Duduk di atas ambalan batu terasa aliran dingin mengalir mencengkram seluruh tubuh seakan langsung mengakar ke dalam bumi. Gerakan aliran dingin itu begitu liar seakan membungkus seluruh tubuh yang menjadi gemetaran menahan rasa dingin yang amat sangat. Pak Narso meminta untuk mempertahankan posisi semadi dan membiarkan aliran dingin itu bergerak semaunya sampai muncul rasa hangat yang akan menggantikan rasa dingin.

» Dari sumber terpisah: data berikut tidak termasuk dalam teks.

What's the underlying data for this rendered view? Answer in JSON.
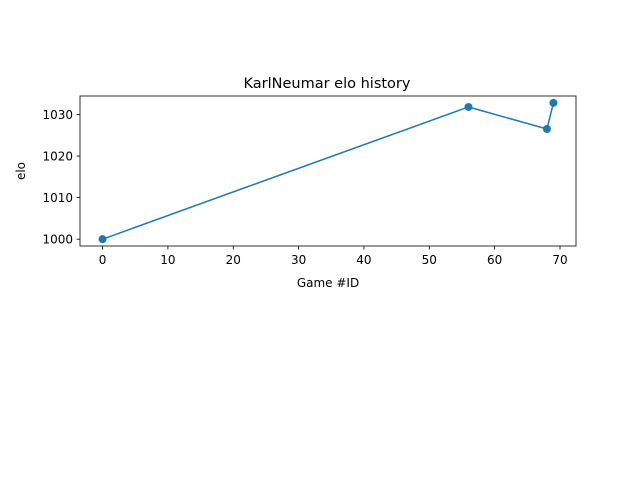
{
  "chart_data": {
    "type": "line",
    "title": "KarlNeumar elo history",
    "xlabel": "Game #ID",
    "ylabel": "elo",
    "series": [
      {
        "name": "elo",
        "color": "#1f77b4",
        "marker": "circle",
        "x": [
          0,
          56,
          68,
          69
        ],
        "y": [
          1000,
          1031.8,
          1026.5,
          1032.8
        ]
      }
    ],
    "xlim": [
      -3.45,
      72.45
    ],
    "ylim": [
      998.36,
      1034.44
    ],
    "xticks": [
      0,
      10,
      20,
      30,
      40,
      50,
      60,
      70
    ],
    "yticks": [
      1000,
      1010,
      1020,
      1030
    ],
    "xtick_labels": [
      "0",
      "10",
      "20",
      "30",
      "40",
      "50",
      "60",
      "70"
    ],
    "ytick_labels": [
      "1000",
      "1010",
      "1020",
      "1030"
    ],
    "grid": false,
    "legend": null
  }
}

“Nah sekarang bukalah mata kalian.” Pinta Pak Narso. Dimas, Raji dan Pafi membuka mata mereka. Seakan baru saja mendapatkan siraman air pegunungan yang begitu menyegarkan, Dimas merasakan tubuhnya begitu ringan.

“Anak semua telah melewati tahap awal dari pengendalian kekuatan masing-masing. Sebenarnya kekuatan utama dalam diri kalian telah mulai aktif saat purnama lalu, tetapi belum seluruh pintu terbuka sehingga anak semua tidak bisa mengendalikannya sesuai kemauan, tetapi sifatnya hanya kebetulan saja. Aliran dingin tadi telah membantu untuk membuka sisa pintu yang belum terbuka. Aliran hangat setelah rasa dingin yang dirasakan anak semua merupakan tanda bahwa semua pintu tenaga murni dalam tubuh anak telah terbuka semua.” Kata Pak Narso.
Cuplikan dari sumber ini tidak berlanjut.